First things first, it’s a mammoth of a tome. I read it on my kindle (purposefully for that reason, space in bag saving!) and it’s one of those books that seems to be a constant screen swiper. 50 pages later, you’ve achieved another percent and are told there’s another hour and 40 minutes left of the chapter. For anyone looking to tackle this, I’d recommend the kindle version.

This is a book of two halves, and it makes itself very clear in the contents and introduction. The first seven chapters discuss the concepts of gifts, gift exchanges and definitions between commodities, products and what makes a gift. The last 2 chapters are explorations and discussions upon the lives of poets Walt Wiltman and Ezra Pound.

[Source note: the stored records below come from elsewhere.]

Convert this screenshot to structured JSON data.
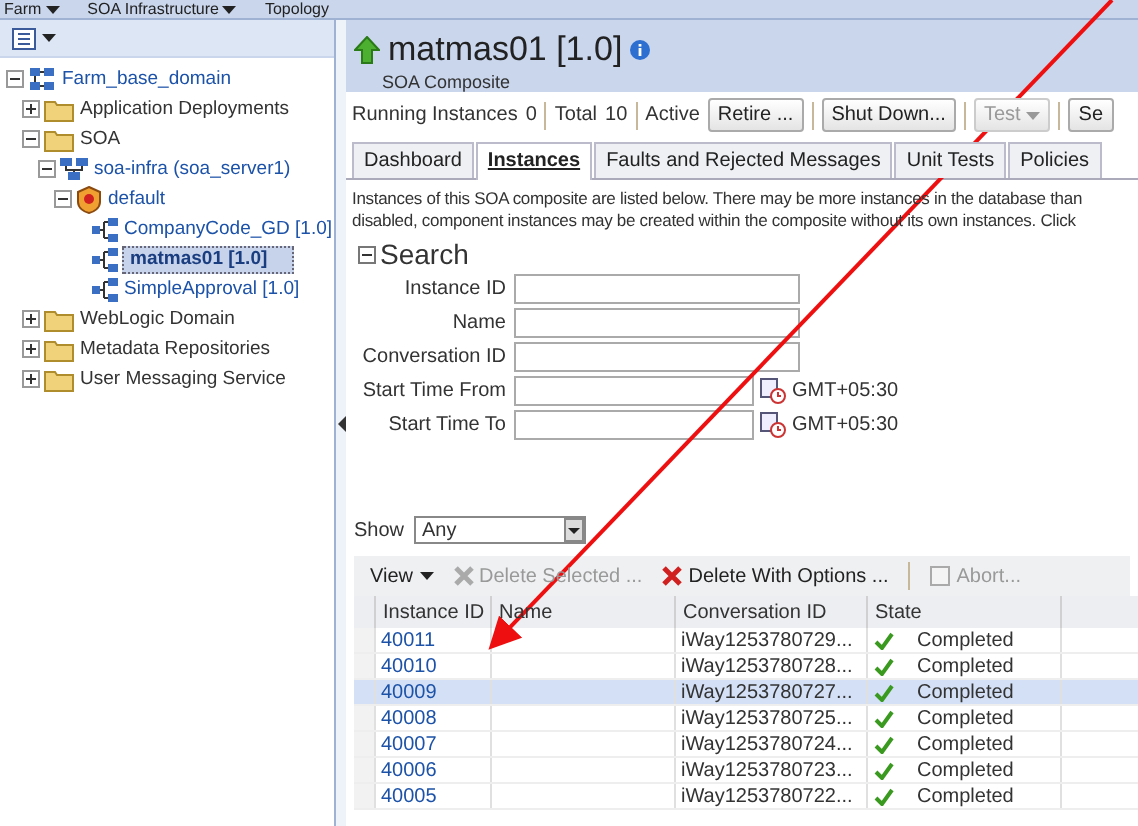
{
  "top_menu": [
    {
      "label": "Farm",
      "has_caret": true
    },
    {
      "label": "SOA Infrastructure",
      "has_caret": true
    },
    {
      "label": "Topology",
      "has_caret": false
    }
  ],
  "tree": [
    {
      "label": "Farm_base_domain",
      "kind": "domain",
      "expanded": true,
      "selected": false,
      "children": [
        {
          "label": "Application Deployments",
          "kind": "folder",
          "expanded": false,
          "selected": false
        },
        {
          "label": "SOA",
          "kind": "folder",
          "expanded": true,
          "selected": false,
          "children": [
            {
              "label": "soa-infra (soa_server1)",
              "kind": "server",
              "expanded": true,
              "selected": false,
              "children": [
                {
                  "label": "default",
                  "kind": "partition",
                  "expanded": true,
                  "selected": false,
                  "children": [
                    {
                      "label": "CompanyCode_GD [1.0]",
                      "kind": "composite",
                      "selected": false
                    },
                    {
                      "label": "matmas01 [1.0]",
                      "kind": "composite",
                      "selected": true
                    },
                    {
                      "label": "SimpleApproval [1.0]",
                      "kind": "composite",
                      "selected": false
                    }
                  ]
                }
              ]
            }
          ]
        },
        {
          "label": "WebLogic Domain",
          "kind": "folder",
          "expanded": false,
          "selected": false
        },
        {
          "label": "Metadata Repositories",
          "kind": "folder",
          "expanded": false,
          "selected": false
        },
        {
          "label": "User Messaging Service",
          "kind": "folder",
          "expanded": false,
          "selected": false
        }
      ]
    }
  ],
  "header": {
    "title": "matmas01 [1.0]",
    "subtitle": "SOA Composite"
  },
  "status": {
    "running_label": "Running Instances",
    "running_value": "0",
    "total_label": "Total",
    "total_value": "10",
    "mode": "Active"
  },
  "actions": [
    {
      "label": "Retire ...",
      "disabled": false,
      "has_caret": false
    },
    {
      "label": "Shut Down...",
      "disabled": false,
      "has_caret": false
    },
    {
      "label": "Test",
      "disabled": true,
      "has_caret": true
    },
    {
      "label": "Se",
      "disabled": false,
      "has_caret": false
    }
  ],
  "tabs": [
    {
      "label": "Dashboard",
      "selected": false
    },
    {
      "label": "Instances",
      "selected": true
    },
    {
      "label": "Faults and Rejected Messages",
      "selected": false
    },
    {
      "label": "Unit Tests",
      "selected": false
    },
    {
      "label": "Policies",
      "selected": false
    }
  ],
  "description": [
    "Instances of this SOA composite are listed below. There may be more instances in the database than",
    "disabled, component instances may be created within the composite without its own instances. Click"
  ],
  "search": {
    "title": "Search",
    "expanded": true,
    "fields": [
      {
        "label": "Instance ID",
        "kind": "text"
      },
      {
        "label": "Name",
        "kind": "text"
      },
      {
        "label": "Conversation ID",
        "kind": "text"
      },
      {
        "label": "Start Time From",
        "kind": "datetime",
        "timezone": "GMT+05:30"
      },
      {
        "label": "Start Time To",
        "kind": "datetime",
        "timezone": "GMT+05:30"
      }
    ]
  },
  "show": {
    "label": "Show",
    "value": "Any"
  },
  "table_toolbar": [
    {
      "label": "View",
      "kind": "menu",
      "disabled": false
    },
    {
      "label": "Delete Selected ...",
      "kind": "delete",
      "disabled": true
    },
    {
      "label": "Delete With Options ...",
      "kind": "delete",
      "disabled": false
    },
    {
      "label": "Abort...",
      "kind": "abort",
      "disabled": true
    }
  ],
  "table": {
    "columns": [
      "Instance ID",
      "Name",
      "Conversation ID",
      "State"
    ],
    "rows": [
      {
        "instance_id": "40011",
        "conversation_id": "iWay1253780729...",
        "state": "Completed",
        "selected": false
      },
      {
        "instance_id": "40010",
        "conversation_id": "iWay1253780728...",
        "state": "Completed",
        "selected": false
      },
      {
        "instance_id": "40009",
        "conversation_id": "iWay1253780727...",
        "state": "Completed",
        "selected": true
      },
      {
        "instance_id": "40008",
        "conversation_id": "iWay1253780725...",
        "state": "Completed",
        "selected": false
      },
      {
        "instance_id": "40007",
        "conversation_id": "iWay1253780724...",
        "state": "Completed",
        "selected": false
      },
      {
        "instance_id": "40006",
        "conversation_id": "iWay1253780723...",
        "state": "Completed",
        "selected": false
      },
      {
        "instance_id": "40005",
        "conversation_id": "iWay1253780722...",
        "state": "Completed",
        "selected": false
      }
    ]
  }
}
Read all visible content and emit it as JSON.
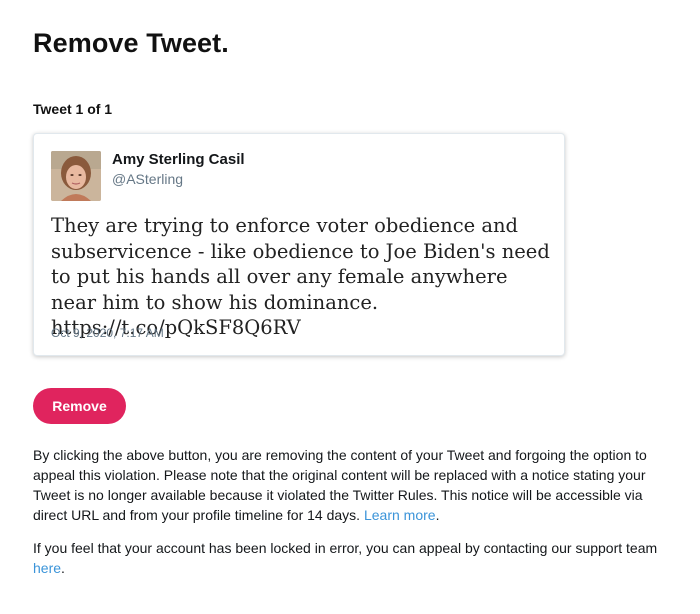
{
  "page": {
    "title": "Remove Tweet.",
    "counter": "Tweet 1 of 1"
  },
  "tweet": {
    "author_name": "Amy Sterling Casil",
    "author_handle": "@ASterling",
    "text": "They are trying to enforce voter obedience and subservicence - like obedience to Joe Biden's need to put his hands all over any female anywhere near him to show his dominance. https://t.co/pQkSF8Q6RV",
    "date": "Oct 9, 2020, 7:17 AM"
  },
  "actions": {
    "remove_label": "Remove"
  },
  "notice": {
    "paragraph1": "By clicking the above button, you are removing the content of your Tweet and forgoing the option to appeal this violation. Please note that the original content will be replaced with a notice stating your Tweet is no longer available because it violated the Twitter Rules. This notice will be accessible via direct URL and from your profile timeline for 14 days.",
    "learn_more": "Learn more",
    "paragraph2": "If you feel that your account has been locked in error, you can appeal by contacting our support team",
    "here": "here"
  },
  "colors": {
    "accent": "#e0245e",
    "link": "#3b94d9",
    "secondary_text": "#657786"
  }
}
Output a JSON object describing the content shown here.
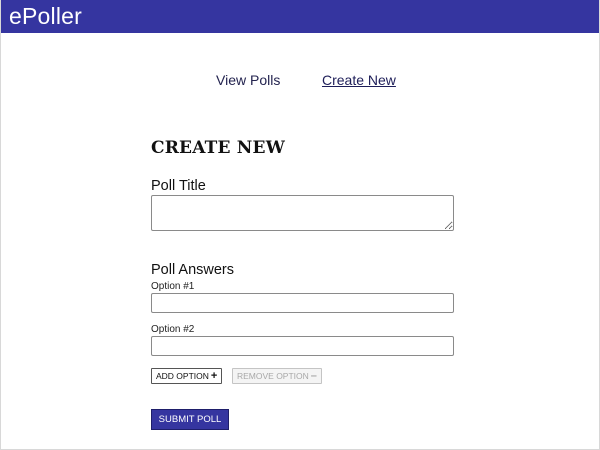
{
  "header": {
    "brand": "ePoller",
    "background_color": "#3535a0"
  },
  "nav": {
    "view_polls": "View Polls",
    "create_new": "Create New",
    "active": "create_new"
  },
  "form": {
    "heading": "CREATE NEW",
    "poll_title_label": "Poll Title",
    "poll_title_value": "",
    "poll_answers_label": "Poll Answers",
    "options": [
      {
        "label": "Option #1",
        "value": ""
      },
      {
        "label": "Option #2",
        "value": ""
      }
    ],
    "add_option_label": "ADD OPTION",
    "add_option_icon": "plus-icon",
    "remove_option_label": "REMOVE OPTION",
    "remove_option_icon": "minus-icon",
    "remove_option_disabled": true,
    "submit_label": "SUBMIT POLL"
  }
}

Herein lies the ultimate problem in this book. Though wordy, the first 7 chapters offer interesting insight and discussion into what a gift actually is. There is great exploration into concepts such as commodities: when a gift changes into something else, and how gifts are used in different socio-dynamics. Whilst this doesn’t quite answer the book’s main aim, to explore “the gift” of creativity, it offers interesting reading and a good study into anthropology and human nature.

The last two chapters, the studies on the poets, seem to veer wildly off course and cloud the book’s focus. Pages upon pages of text that doesn’t seem relevant and more like a passion project for Hyde, the author, whose voice comes through clear in these sections. It made me wonder at times, as I trudged through this verbal treacle, as to why the editor had allowed these chapters to be left in at the length they are.

When we finally reach the conclusion, things seem to wrap up nicely, with a few useful gems that I eagerly highlighted. These are not enough to really spark other inspiring thoughts for research or contemplation; their appearances are brief, thin and fleeting. Instead there is too much excessive research and emphasis on areas that don’t really answer the book’s main objective.

This write up casts “The Gift” in a bad light, it’s not intentionally meant to. Perhaps it’s purpose was slightly lost on me. Despite providing information and discussion on quite a niche topic, there isn’t enough work in here discussing the effects of creativity as a gift, or the plights of artists as gift givers to feel it comprehensively fulfils its desired outcome.

Give it a read, but one I would move to the bottom of the majority of reading lists.